I should perhaps add that the order doesn't matter ("plai" can come up before "cry" and so on). Also I'm looking for a simpler solution because I'm gonna have to use larger datasets and I want to make this faster (I'd also be glad even if the frequency function can be made more faster).


Solution

  • You could create an add-count procedure that takes a list of counts and a new count as arguments, and adds the count to the list if there are no similarly tagged counts already in the list, or combines the new count with an existing count.

    #lang racket
    
    (define (get-tag c) (first c))
    
    (define (get-val c) (second c))
    
    (define (add-count cs c)
      (let* ((k (get-tag c))
             (v (get-val c))
             (old-count (assoc k cs)))
        (if old-count
            (cons (list k (+ v (get-val old-count)))
                  (remove old-count cs))
            (cons c cs))))
    

    Here get-tag and get-val are just convenience procedures to access the tag and value stored in a count. The assoc procedure is used to extract a copy of the first count in cs matching the new count c to be added. This count is stored in old-count, the value of which is used to create a new count which is added to the list after removing old-count from the original list cs.

    With the add-count procedure defined, a procedure reduce-counts could be defined that goes through all of the counts and accumulates them to an empty list by using add-count. The resulting list will have the counts combined.

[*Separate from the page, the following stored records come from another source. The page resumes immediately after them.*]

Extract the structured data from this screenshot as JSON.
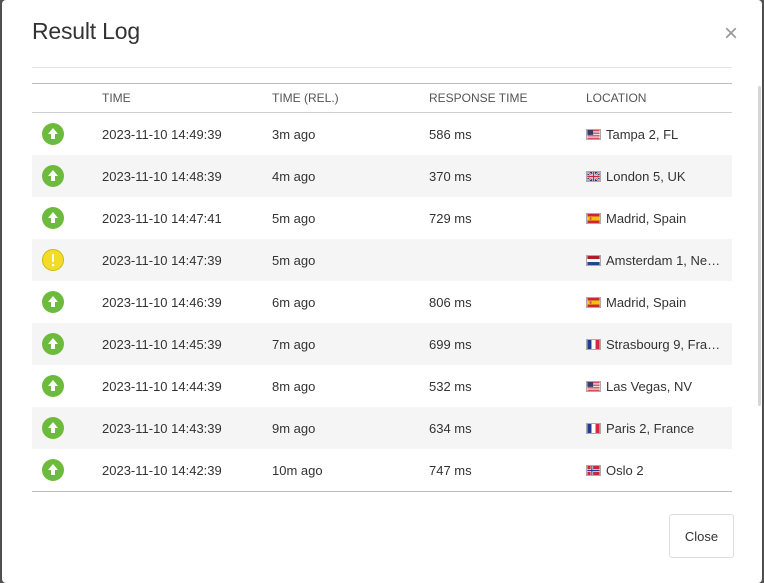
{
  "modal": {
    "title": "Result Log",
    "close_icon": "×",
    "close_button_label": "Close"
  },
  "table": {
    "columns": [
      "",
      "TIME",
      "TIME (REL.)",
      "RESPONSE TIME",
      "LOCATION"
    ],
    "rows": [
      {
        "status": "up",
        "time": "2023-11-10 14:49:39",
        "rel": "3m ago",
        "response": "586 ms",
        "flag": "us",
        "location": "Tampa 2, FL"
      },
      {
        "status": "up",
        "time": "2023-11-10 14:48:39",
        "rel": "4m ago",
        "response": "370 ms",
        "flag": "uk",
        "location": "London 5, UK"
      },
      {
        "status": "up",
        "time": "2023-11-10 14:47:41",
        "rel": "5m ago",
        "response": "729 ms",
        "flag": "es",
        "location": "Madrid, Spain"
      },
      {
        "status": "warning",
        "time": "2023-11-10 14:47:39",
        "rel": "5m ago",
        "response": "",
        "flag": "nl",
        "location": "Amsterdam 1, Ne…"
      },
      {
        "status": "up",
        "time": "2023-11-10 14:46:39",
        "rel": "6m ago",
        "response": "806 ms",
        "flag": "es",
        "location": "Madrid, Spain"
      },
      {
        "status": "up",
        "time": "2023-11-10 14:45:39",
        "rel": "7m ago",
        "response": "699 ms",
        "flag": "fr",
        "location": "Strasbourg 9, Fra…"
      },
      {
        "status": "up",
        "time": "2023-11-10 14:44:39",
        "rel": "8m ago",
        "response": "532 ms",
        "flag": "us",
        "location": "Las Vegas, NV"
      },
      {
        "status": "up",
        "time": "2023-11-10 14:43:39",
        "rel": "9m ago",
        "response": "634 ms",
        "flag": "fr",
        "location": "Paris 2, France"
      },
      {
        "status": "up",
        "time": "2023-11-10 14:42:39",
        "rel": "10m ago",
        "response": "747 ms",
        "flag": "no",
        "location": "Oslo 2"
      }
    ]
  },
  "colors": {
    "status_up": "#6dbb3c",
    "status_warning": "#f3dc27",
    "row_stripe": "#f5f5f5"
  },
  "icons": {
    "up": "arrow-up-circle-icon",
    "warning": "exclamation-circle-icon"
  }
}
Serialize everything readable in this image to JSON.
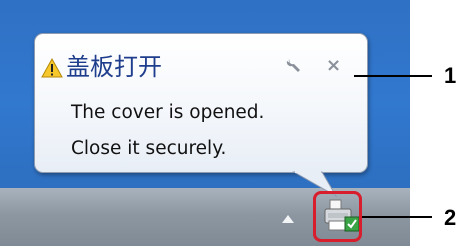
{
  "notification": {
    "title": "盖板打开",
    "message_line1": "The cover is opened.",
    "message_line2": "Close it securely.",
    "icon": "warning-icon",
    "options_icon": "wrench-icon",
    "close_icon": "close-icon",
    "close_glyph": "×"
  },
  "tray": {
    "show_hidden_icon": "up-arrow-icon",
    "printer_icon": "printer-status-icon"
  },
  "callouts": [
    {
      "number": "1"
    },
    {
      "number": "2"
    }
  ],
  "colors": {
    "desktop": "#2f71c4",
    "highlight": "#d81e2c",
    "title": "#1e3d8c"
  }
}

    (define (reduce-counts cs (acc '()))
      (if (null? cs)
          acc
          (reduce-counts (rest cs) (add-count acc (first cs)))))
    

    Here is a test run:

    reduce-counts.rkt> (define test-counts '(("cry" 1) ("racket" 2) ("cry" 3) ("play" 4) ("racket" 5) ("play" 6) ("racket" 7)))
    reduce-counts.rkt> (reduce-counts test-counts)
    '(("racket" 14) ("play" 10) ("cry" 4))
    

    As an alternative approach you could use filter to collect counts with similar tags in a list, and combine those into a new count after summing the values. The combined counts can be collected in an accumulator before filtering the input to remove the tags which were just combined. This process can be repeated recursively until all counts have been combined, removed, and collected.

    ;;; An alternate solution
    (define (combine-like-counts cs)
      (list (get-tag (first cs))
            (foldl (lambda (c x) (+ x (get-val c))) 0 cs)))
    
    (define (reduce-counts cs (acc '()))
      (if (null? cs)
          acc
          (let* ((k (get-tag (first cs)))
                 (k-tag? (lambda (c) (equal? k (get-tag c))))
                 (like (filter k-tag? cs))
                 (remaining (filter (negate k-tag?) cs)))
            (reduce-counts remaining
                           (cons (combine-like-counts like) acc)))))
    

    Here the combine-like-counts procedure assumes that all counts in the input list share the same tag, so a new count is formed by taking the tag and the sum of all values into a list.

    The new reduce-counts procedure returns whatever has been placed in the accumulator when the input is the empty list, otherwise the tag of the first count is saved and used to create the k-tag? predicate, which is then used with filter to create a list of matching counts and a list of the remaining counts with all matching counts removed. The list of matching counts is combined into a single count with combine-like-counts and added to the accumulator, which is passed along with remaining recursively to reduce-counts.

    This works as before, although the ordering has changed:

    reduce-counts.rkt> (define test-counts '(("cry" 1) ("racket" 2) ("cry" 3) ("play" 4) ("racket" 5) ("play" 6) ("racket" 7)))
    reduce-counts.rkt> (reduce-counts test-counts)
    '(("play" 10) ("racket" 14) ("cry" 4))
    

    I would suspect that these two implementations would have different performance characteristics depending on the particulars of their input data. My hunch is that the second would fare better for large input that contained large quantities of each tag, but the real answer would come from testing on some representative data samples.

    If you are really concerned about performance for large amounts of data, you might consider converting the data to a hash table and using some of the built-in dictionary procedures to arrive at a similar solution.